Die beiden deutschen Ärzte, die uns begleiteten, erzählten, die französischen Verwundeten wollten gewöhnlich das Lazarett nicht verlassen, da sie wie einfache Gefangene behandelt werden, sobald sie wieder auf die Beine gekommen sind …

Die jungen Ärzte, die uns führten, berichteten, daß die deutschen Soldaten sich immer und ohne Ausnahme an die Front zurücksehnten, soweit ihr Zustand solche Gedanken nicht einfach unmöglich machte.

Bei den Franzosen sei die Stimmung eine andere: „Alles – nur nicht zurück an die Front!“ Auch das ist aus psychologischen Gründen ganz natürlich. Nichts drückt den Soldaten so nieder und demoralisiert ihn so wie eben die Gefangenschaft. Er spielt die Rolle des Schwächeren, er lebt ausschließlich von der Gnade anderer, seine Kraft ist erschöpft, seine Initiative gelähmt und seine Kampflust vergebens.

Da sagt er, um persönliche Vorteile zu gewinnen und aus einer an und für sich widrigen Situation das Beste herauszuschlagen, manches, was er jenseits der Feuerlinie niemals gesagt hätte.

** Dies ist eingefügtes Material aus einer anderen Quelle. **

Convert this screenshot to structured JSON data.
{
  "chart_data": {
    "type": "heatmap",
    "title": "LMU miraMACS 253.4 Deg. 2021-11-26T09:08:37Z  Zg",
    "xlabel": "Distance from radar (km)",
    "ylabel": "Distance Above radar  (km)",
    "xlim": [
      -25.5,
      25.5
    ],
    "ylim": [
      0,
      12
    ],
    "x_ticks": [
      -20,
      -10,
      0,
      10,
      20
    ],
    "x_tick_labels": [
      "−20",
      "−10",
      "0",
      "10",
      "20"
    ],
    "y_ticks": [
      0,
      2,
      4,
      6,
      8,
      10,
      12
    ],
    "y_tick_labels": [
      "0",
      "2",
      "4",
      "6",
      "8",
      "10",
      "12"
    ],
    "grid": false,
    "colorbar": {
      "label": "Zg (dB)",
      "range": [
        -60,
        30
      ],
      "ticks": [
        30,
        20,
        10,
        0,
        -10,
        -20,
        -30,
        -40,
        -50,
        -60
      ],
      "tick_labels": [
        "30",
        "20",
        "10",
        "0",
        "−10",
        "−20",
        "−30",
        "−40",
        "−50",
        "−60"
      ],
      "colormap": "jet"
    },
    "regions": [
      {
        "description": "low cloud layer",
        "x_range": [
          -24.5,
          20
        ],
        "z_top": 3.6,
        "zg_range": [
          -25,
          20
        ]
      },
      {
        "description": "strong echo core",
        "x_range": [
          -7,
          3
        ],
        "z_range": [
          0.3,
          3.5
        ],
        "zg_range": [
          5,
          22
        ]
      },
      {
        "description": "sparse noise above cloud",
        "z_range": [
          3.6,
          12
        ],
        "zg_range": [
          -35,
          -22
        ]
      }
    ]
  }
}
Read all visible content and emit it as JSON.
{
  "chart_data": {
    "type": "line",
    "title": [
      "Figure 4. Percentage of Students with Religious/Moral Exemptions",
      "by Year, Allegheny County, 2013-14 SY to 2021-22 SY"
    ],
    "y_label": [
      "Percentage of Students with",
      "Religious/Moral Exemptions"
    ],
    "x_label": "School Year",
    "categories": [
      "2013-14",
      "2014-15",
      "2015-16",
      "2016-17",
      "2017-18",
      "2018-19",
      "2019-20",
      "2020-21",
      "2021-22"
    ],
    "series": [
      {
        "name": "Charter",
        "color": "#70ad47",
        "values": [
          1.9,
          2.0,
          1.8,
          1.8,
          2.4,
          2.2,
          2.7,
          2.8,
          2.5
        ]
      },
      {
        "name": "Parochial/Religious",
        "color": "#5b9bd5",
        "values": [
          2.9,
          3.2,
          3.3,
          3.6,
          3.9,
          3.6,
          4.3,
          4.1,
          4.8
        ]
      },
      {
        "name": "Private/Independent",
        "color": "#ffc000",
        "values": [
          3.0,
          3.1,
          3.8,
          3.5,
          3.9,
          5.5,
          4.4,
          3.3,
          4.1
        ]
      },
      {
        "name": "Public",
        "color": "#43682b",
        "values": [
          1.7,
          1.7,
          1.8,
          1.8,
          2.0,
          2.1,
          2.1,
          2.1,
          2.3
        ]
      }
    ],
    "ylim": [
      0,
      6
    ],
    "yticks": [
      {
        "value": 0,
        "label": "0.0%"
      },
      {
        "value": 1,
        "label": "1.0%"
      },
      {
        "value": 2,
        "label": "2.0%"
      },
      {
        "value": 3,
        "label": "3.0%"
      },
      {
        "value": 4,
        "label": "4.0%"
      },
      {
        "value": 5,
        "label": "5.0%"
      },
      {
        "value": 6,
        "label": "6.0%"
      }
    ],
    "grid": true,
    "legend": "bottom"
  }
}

Deshalb würde man jedem Heere unrecht tun, wenn man seinen Kampfwert nach den Aussagen der Gefangenen beurteilen wollte.

Hierin findet man vielleicht auch die Erklärung für das Faktum, daß in dem Trierer Lazarett, wenigstens in der Horn-Kaserne, die Sterblichkeit unter den Franzosen viel größer war als unter den Deutschen …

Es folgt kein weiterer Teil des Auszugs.